The paint up is rolling ahead, at least for the moment. That is until I need to start panel lining. The fluid I bought especially for that step has yet to arrive. May take until early March to arrive. Same with the decal setter I need to use for the very next step after panel lining. I do have my old options open to me for doing both, but I bought these new materials expressly because they make the job easier, and do a finer job of it, than my current methods. Seems a shame to spend all that time airbrushing on paint, masking in finer and finer details, spot painting minor bleeds or errors, to just go back to the old way because I don’t have the new fangled *thing* on hand right this second. However, I also want to finish this VF-1 Valkyrie in a timely manner. Now that I am this far in I realize I should have opted for some Milliput and gone back to sanding after I got all the primer on, as I have found some pretty stark nub remnants, and seam lines which ruin the effect. Win some lose some. Learning hard lessons regarding masking, paint bleed, ink dribble, and assembly restrictions i misread, and then had to do minor cutting & reshaping to get parts to fit.

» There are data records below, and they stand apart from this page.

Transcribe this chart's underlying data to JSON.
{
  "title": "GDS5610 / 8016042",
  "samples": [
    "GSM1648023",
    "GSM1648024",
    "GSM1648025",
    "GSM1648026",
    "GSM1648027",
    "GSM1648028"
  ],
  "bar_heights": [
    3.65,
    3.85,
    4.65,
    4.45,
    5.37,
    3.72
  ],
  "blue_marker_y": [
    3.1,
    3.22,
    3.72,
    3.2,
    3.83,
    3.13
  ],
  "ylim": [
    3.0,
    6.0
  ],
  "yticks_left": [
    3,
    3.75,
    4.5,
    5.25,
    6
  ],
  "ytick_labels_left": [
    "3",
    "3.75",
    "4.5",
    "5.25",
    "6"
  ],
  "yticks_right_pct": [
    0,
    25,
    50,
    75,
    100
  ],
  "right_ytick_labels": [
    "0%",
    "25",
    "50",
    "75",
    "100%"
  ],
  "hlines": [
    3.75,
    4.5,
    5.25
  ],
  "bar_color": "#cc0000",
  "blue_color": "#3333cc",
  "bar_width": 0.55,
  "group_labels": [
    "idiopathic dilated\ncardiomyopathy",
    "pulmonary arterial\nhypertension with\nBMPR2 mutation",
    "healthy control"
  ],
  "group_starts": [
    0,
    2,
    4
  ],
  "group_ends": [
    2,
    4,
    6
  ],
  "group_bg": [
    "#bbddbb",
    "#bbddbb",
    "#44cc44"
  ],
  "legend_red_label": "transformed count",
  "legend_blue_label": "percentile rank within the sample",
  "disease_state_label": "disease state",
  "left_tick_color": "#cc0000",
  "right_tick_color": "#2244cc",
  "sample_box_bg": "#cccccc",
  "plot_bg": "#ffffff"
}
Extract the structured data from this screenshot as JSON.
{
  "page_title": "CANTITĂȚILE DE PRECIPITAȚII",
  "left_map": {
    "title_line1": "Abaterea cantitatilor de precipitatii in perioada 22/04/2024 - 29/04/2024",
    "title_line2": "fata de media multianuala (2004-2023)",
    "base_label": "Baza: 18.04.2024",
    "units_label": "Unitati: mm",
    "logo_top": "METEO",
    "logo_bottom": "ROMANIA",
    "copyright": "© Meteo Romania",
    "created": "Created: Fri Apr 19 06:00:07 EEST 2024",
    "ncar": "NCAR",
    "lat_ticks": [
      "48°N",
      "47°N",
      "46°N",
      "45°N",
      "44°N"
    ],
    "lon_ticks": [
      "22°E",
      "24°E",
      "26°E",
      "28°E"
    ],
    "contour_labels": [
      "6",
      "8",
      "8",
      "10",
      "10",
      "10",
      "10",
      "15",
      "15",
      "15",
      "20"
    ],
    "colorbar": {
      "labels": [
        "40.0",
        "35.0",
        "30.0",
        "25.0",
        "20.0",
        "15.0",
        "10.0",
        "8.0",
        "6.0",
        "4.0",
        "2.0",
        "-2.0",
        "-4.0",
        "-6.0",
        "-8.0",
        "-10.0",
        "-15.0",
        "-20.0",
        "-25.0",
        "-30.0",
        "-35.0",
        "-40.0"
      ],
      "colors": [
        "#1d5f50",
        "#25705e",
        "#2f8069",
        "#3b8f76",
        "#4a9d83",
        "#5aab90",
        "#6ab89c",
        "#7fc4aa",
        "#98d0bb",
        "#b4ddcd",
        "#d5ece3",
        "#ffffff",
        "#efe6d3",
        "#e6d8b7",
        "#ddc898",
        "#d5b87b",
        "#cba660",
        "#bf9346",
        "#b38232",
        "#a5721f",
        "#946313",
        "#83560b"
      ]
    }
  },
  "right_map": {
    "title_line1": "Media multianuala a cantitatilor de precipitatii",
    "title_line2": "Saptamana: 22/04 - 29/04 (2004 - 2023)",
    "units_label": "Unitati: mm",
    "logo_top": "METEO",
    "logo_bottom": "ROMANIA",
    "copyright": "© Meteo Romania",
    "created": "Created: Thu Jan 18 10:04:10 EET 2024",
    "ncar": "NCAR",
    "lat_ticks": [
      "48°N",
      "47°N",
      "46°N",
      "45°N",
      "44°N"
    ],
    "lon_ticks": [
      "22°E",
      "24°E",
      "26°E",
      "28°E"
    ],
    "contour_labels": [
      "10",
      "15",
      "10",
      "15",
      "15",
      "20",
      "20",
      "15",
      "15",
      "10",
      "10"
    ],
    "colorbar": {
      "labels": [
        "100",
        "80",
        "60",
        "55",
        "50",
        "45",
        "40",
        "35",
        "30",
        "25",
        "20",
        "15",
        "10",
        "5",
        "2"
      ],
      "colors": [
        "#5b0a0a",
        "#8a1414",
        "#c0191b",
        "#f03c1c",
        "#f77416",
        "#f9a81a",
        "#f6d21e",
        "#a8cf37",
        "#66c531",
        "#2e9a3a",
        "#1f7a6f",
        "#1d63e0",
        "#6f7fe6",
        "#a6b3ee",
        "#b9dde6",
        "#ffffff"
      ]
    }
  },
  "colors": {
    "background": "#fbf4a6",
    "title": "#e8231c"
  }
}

Luckily it was for parts that lock together anyway, and you can’t see where I’ve had to chop, cut & weld parts together due to my mistake. I did not realize that certain parts were used to *lock* limbs into their position, so i assumed i could glue, and paint those bits in place, and then reattach the legs after i had completed the painting process in its entirety. Nope! Big no. Gotta look closer at the instructions for any other projects moving forward. D’oh!
It is a bitterly cold Saturday morning. My cough is still with me. In some ways worse, and in other ways better. Coughing is far less regular an occurrence during the day, but when it goes off, it GOES OFF! Blah! Tastes terrible too. That’s new. The coughing fits taste metallic and just kinda off now too. Nose is time, and the sore neck & head ache are gone. I’ll chalk that up to a bad nights sleep. Ear is still blocked. Made a bad ear worse, as far as sound quality & volume levels are concerned. Like hearing everything from way down a hallway. Still sound there, but greatly muffled and muted compared to my other ear. So that’s fun. Wee!
Sun is out for the moment. Just going to go stand in the window to bask in it for a second. Ciao Bella!